The hardest thing about leaving college was leaving almost everyone I had gotten to know and care about to go to where my job took me, which happened to be Rochester.  My friends, acquaintances, athletic teammates, and classmates had to go where they felt their lives took them as well, which for most was NOT Rochester.

Two years later I feel as isolated as ever.  Every month there’s this feeling that I’m falling further and further from the friends I’ve already made and the new friends I’m making I’m never quite as close to.  A good friend moves away one week.  Another gets engaged the next (virtually eliminating any remaining autonomy he/she had).  One then tells me he might be moving away.  Yet another gets a job offer from somewhere else and takes it.

As I lie in bed at night, in the cold of the basement of the house I live, more often than not my mind replay memories on the blank, white slate that is my ceiling.  The memories slowly fade from their HD DVD glory into grainy, used VHS territory, sometimes forever ruining something I thought would last forever.
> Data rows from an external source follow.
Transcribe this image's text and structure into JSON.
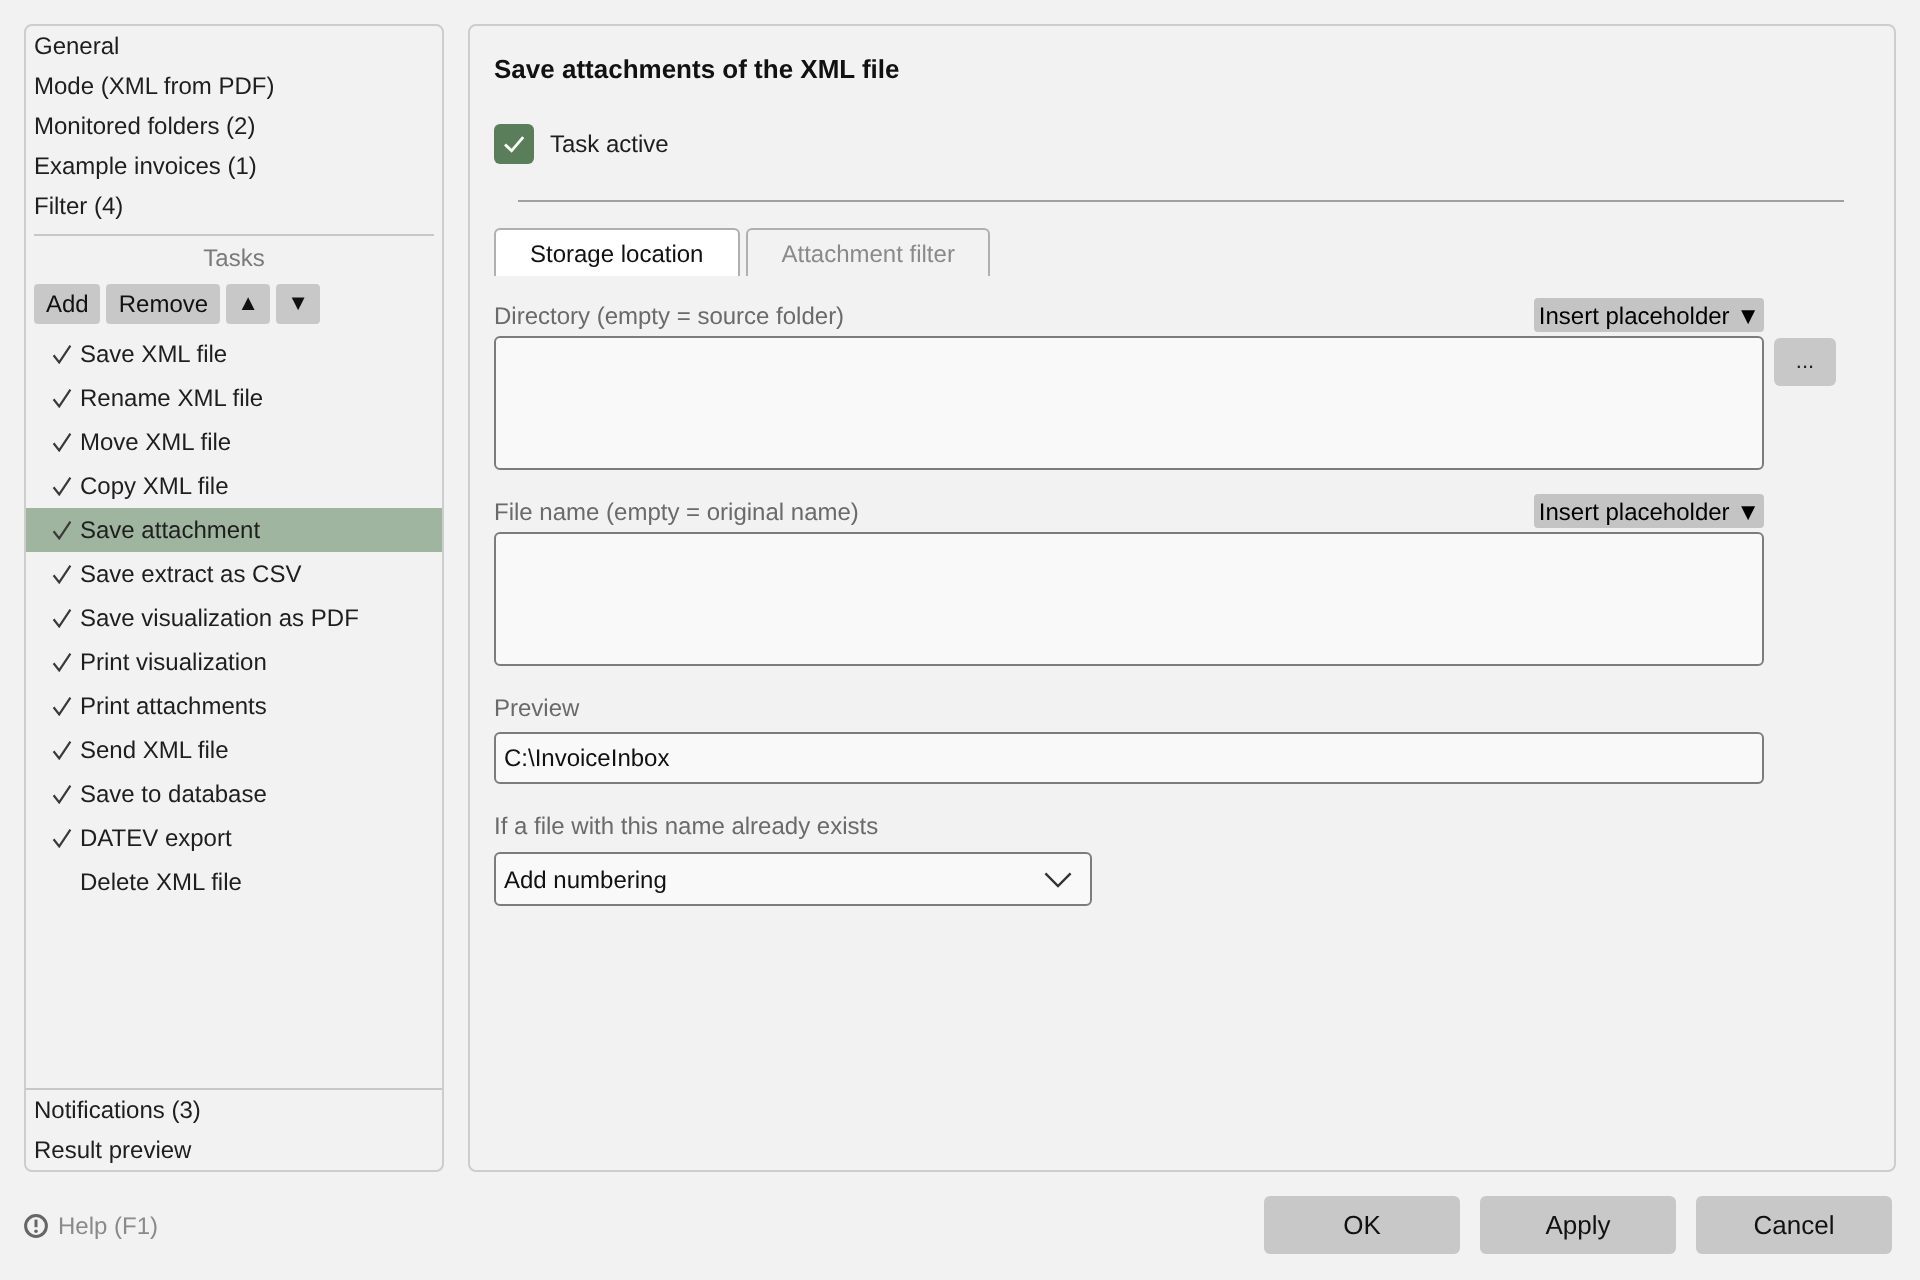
{
  "sidebar": {
    "sections": [
      {
        "label": "General",
        "selected": false
      },
      {
        "label": "Mode (XML from PDF)",
        "selected": false
      },
      {
        "label": "Monitored folders (2)",
        "selected": false
      },
      {
        "label": "Example invoices (1)",
        "selected": false
      },
      {
        "label": "Filter (4)",
        "selected": false
      }
    ],
    "tasks_heading": "Tasks",
    "task_buttons": [
      {
        "kind": "text",
        "label": "Add"
      },
      {
        "kind": "text",
        "label": "Remove"
      },
      {
        "kind": "arrow",
        "label": "▲"
      },
      {
        "kind": "arrow",
        "label": "▼"
      }
    ],
    "tasks": [
      {
        "label": "Save XML file",
        "checked": true,
        "selected": false
      },
      {
        "label": "Rename XML file",
        "checked": true,
        "selected": false
      },
      {
        "label": "Move XML file",
        "checked": true,
        "selected": false
      },
      {
        "label": "Copy XML file",
        "checked": true,
        "selected": false
      },
      {
        "label": "Save attachment",
        "checked": true,
        "selected": true
      },
      {
        "label": "Save extract as CSV",
        "checked": true,
        "selected": false
      },
      {
        "label": "Save visualization as PDF",
        "checked": true,
        "selected": false
      },
      {
        "label": "Print visualization",
        "checked": true,
        "selected": false
      },
      {
        "label": "Print attachments",
        "checked": true,
        "selected": false
      },
      {
        "label": "Send XML file",
        "checked": true,
        "selected": false
      },
      {
        "label": "Save to database",
        "checked": true,
        "selected": false
      },
      {
        "label": "DATEV export",
        "checked": true,
        "selected": false
      },
      {
        "label": "Delete XML file",
        "checked": false,
        "selected": false
      }
    ],
    "footer_items": [
      {
        "label": "Notifications (3)",
        "selected": false
      },
      {
        "label": "Result preview",
        "selected": false
      }
    ]
  },
  "help": {
    "label": "Help (F1)"
  },
  "panel": {
    "title": "Save attachments of the XML file",
    "task_active": {
      "label": "Task active",
      "checked": true
    },
    "tabs": [
      {
        "label": "Storage location",
        "selected": true
      },
      {
        "label": "Attachment filter",
        "selected": false
      }
    ],
    "fields": [
      {
        "kind": "textarea",
        "label": "Directory (empty = source folder)",
        "insert_button": "Insert placeholder ▼",
        "browse_button": "..."
      },
      {
        "kind": "textarea",
        "label": "File name (empty = original name)",
        "insert_button": "Insert placeholder ▼"
      },
      {
        "kind": "text",
        "label": "Preview",
        "value": "C:\\InvoiceInbox"
      },
      {
        "kind": "select",
        "label": "If a file with this name already exists",
        "value": "Add numbering"
      }
    ]
  },
  "buttons": [
    {
      "label": "OK"
    },
    {
      "label": "Apply"
    },
    {
      "label": "Cancel"
    }
  ]
}
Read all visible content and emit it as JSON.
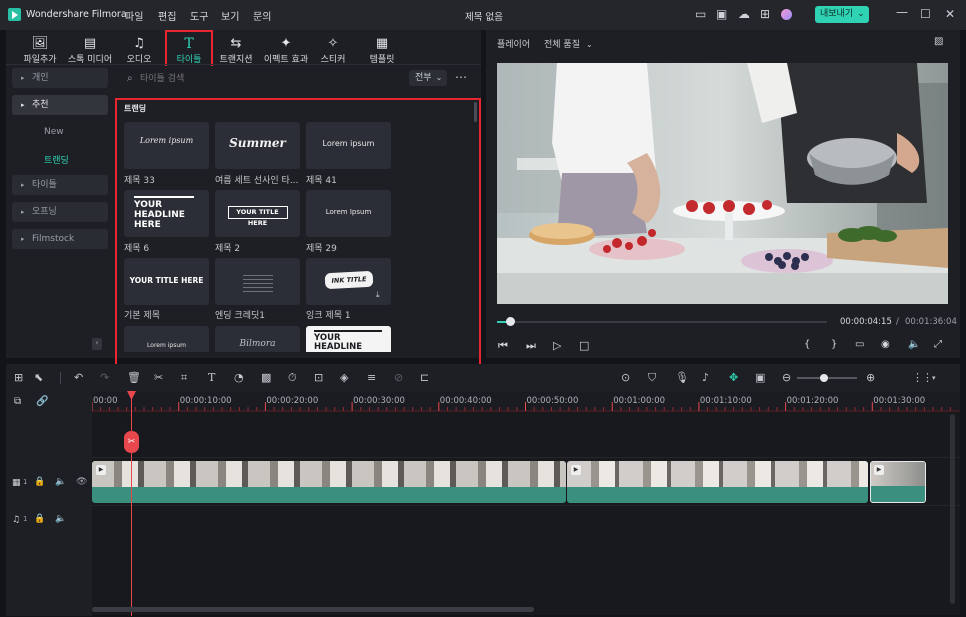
{
  "app": {
    "name": "Wondershare Filmora",
    "project_title": "제목 없음",
    "export_label": "내보내기"
  },
  "menu": [
    "파일",
    "편집",
    "도구",
    "보기",
    "문의"
  ],
  "toolbar": [
    {
      "label": "파일추가",
      "icon": "import-icon"
    },
    {
      "label": "스톡 미디어",
      "icon": "stock-media-icon"
    },
    {
      "label": "오디오",
      "icon": "audio-icon"
    },
    {
      "label": "타이틀",
      "icon": "title-icon",
      "active": true
    },
    {
      "label": "트랜지션",
      "icon": "transition-icon"
    },
    {
      "label": "이펙트 효과",
      "icon": "effects-icon"
    },
    {
      "label": "스티커",
      "icon": "sticker-icon"
    },
    {
      "label": "템플릿",
      "icon": "template-icon"
    }
  ],
  "sidebar": {
    "personal": "개인",
    "recommended": "추천",
    "new": "New",
    "trending": "트랜딩",
    "titles": "타이틀",
    "opening": "오프닝",
    "filmstock": "Filmstock"
  },
  "search": {
    "placeholder": "타이틀 검색",
    "filter": "전부"
  },
  "section_title": "트랜딩",
  "thumbs": [
    {
      "label": "제목 33",
      "art": "Lorem ipsum"
    },
    {
      "label": "여름 세트 선사인 타...",
      "art": "Summer"
    },
    {
      "label": "제목 41",
      "art": "Lorem ipsum"
    },
    {
      "label": "제목 6",
      "art": "YOUR HEADLINE HERE"
    },
    {
      "label": "제목 2",
      "art": "YOUR TITLE HERE"
    },
    {
      "label": "제목 29",
      "art": "Lorem Ipsum"
    },
    {
      "label": "기본 제목",
      "art": "YOUR TITLE HERE"
    },
    {
      "label": "엔딩 크레딧1",
      "art": ""
    },
    {
      "label": "잉크 제목 1",
      "art": "INK TITLE"
    },
    {
      "label": "",
      "art": "Lorem ipsum"
    },
    {
      "label": "",
      "art": "Bilmora"
    },
    {
      "label": "",
      "art": "YOUR HEADLINE"
    }
  ],
  "player": {
    "label": "플레이어",
    "quality": "전체 품질",
    "current_time": "00:00:04:15",
    "total_time": "00:01:36:04",
    "progress": 0.04
  },
  "timeline": {
    "ticks": [
      "00:00",
      "00:00:10:00",
      "00:00:20:00",
      "00:00:30:00",
      "00:00:40:00",
      "00:00:50:00",
      "00:01:00:00",
      "00:01:10:00",
      "00:01:20:00",
      "00:01:30:00"
    ],
    "video_track": "1",
    "audio_track": "1"
  },
  "colors": {
    "accent": "#2fd3b3",
    "highlight": "#e8262f",
    "clip": "#3a8f7e"
  }
}
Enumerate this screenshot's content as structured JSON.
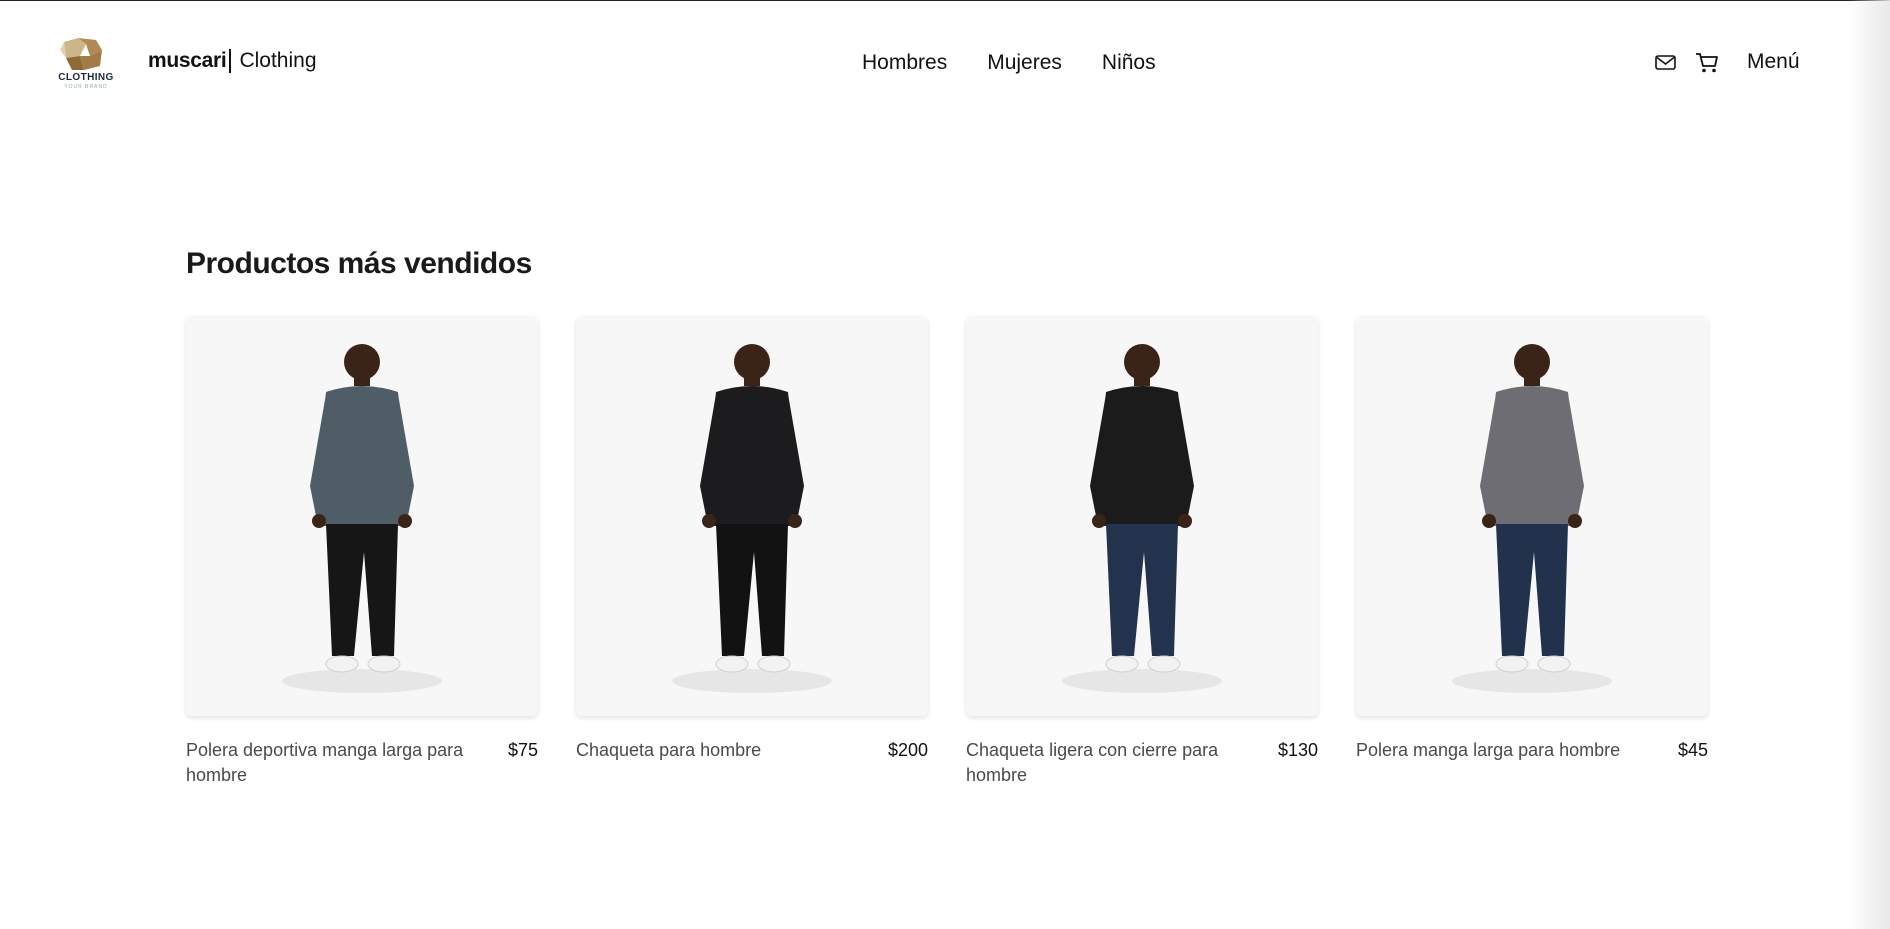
{
  "brand": {
    "name_bold": "muscari",
    "name_light": "Clothing",
    "logo_caption": "CLOTHING",
    "logo_tagline": "YOUR BRAND"
  },
  "nav": {
    "items": [
      {
        "label": "Hombres"
      },
      {
        "label": "Mujeres"
      },
      {
        "label": "Niños"
      }
    ]
  },
  "actions": {
    "mail_icon": "mail-icon",
    "cart_icon": "cart-icon",
    "menu_label": "Menú"
  },
  "section": {
    "title": "Productos más vendidos"
  },
  "products": [
    {
      "name": "Polera deportiva manga larga para hombre",
      "price": "$75",
      "top_color": "#4f5d66",
      "pants_color": "#161616"
    },
    {
      "name": "Chaqueta para hombre",
      "price": "$200",
      "top_color": "#1c1c1e",
      "pants_color": "#121212"
    },
    {
      "name": "Chaqueta ligera con cierre para hombre",
      "price": "$130",
      "top_color": "#1b1b1b",
      "pants_color": "#23324d"
    },
    {
      "name": "Polera manga larga para hombre",
      "price": "$45",
      "top_color": "#6d6d73",
      "pants_color": "#22314c"
    }
  ],
  "colors": {
    "gold": "#b08a52",
    "card_bg": "#f7f7f7",
    "text_muted": "#4a4a4a"
  }
}
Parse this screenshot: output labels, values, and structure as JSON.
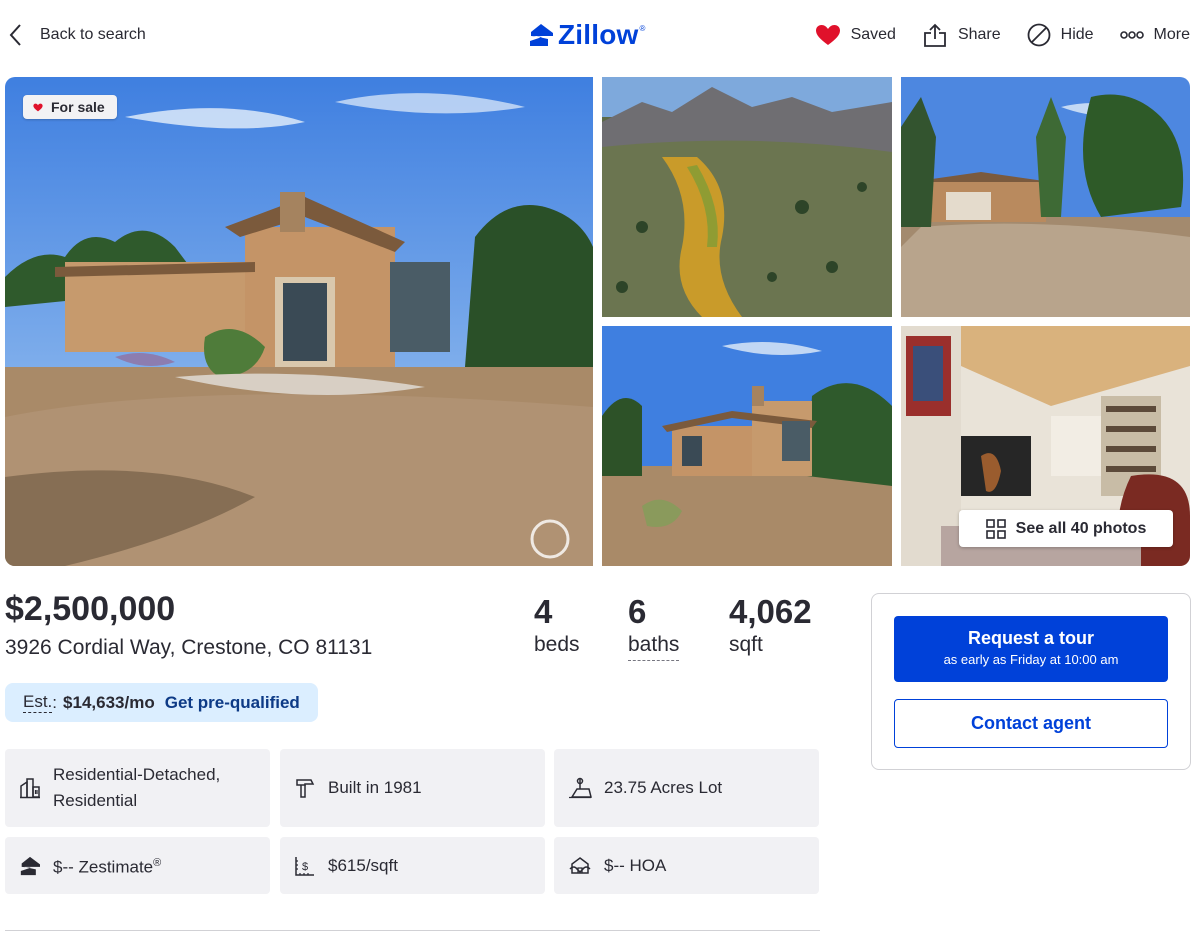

Think back to a memory you love, one from many years ago. Now try to remember all of the details, every last one of them.  It’s too hard.  Day in and day out I’m creating more and more memories, but at the same time I’m sacrificing the quality and vibrancy of the old.  Without the familiarity of the people from the memories being close and fresh, I start to wonder if, at times, I make up some of my memories because I’ve forgotten what actually happened.

I want the people of my memories to be here with me again.  I don’t want them in Iowa or Virginia or California.  I don’t want them married off into a dungeon of exclusivity.  I don’t want them so caught up in their jobs that they can’t get away.  I want them to be next to me again, refreshing the memories of old, reliving the care free life of college classes, parties, and constant contact.  

The memories are good, but I know they’ll fade.  There’re only so many times you can watch a VHS tape before it wears out.  And with very few quality movies to take the place of the old, I’m afraid of ending up with a very boring movie library.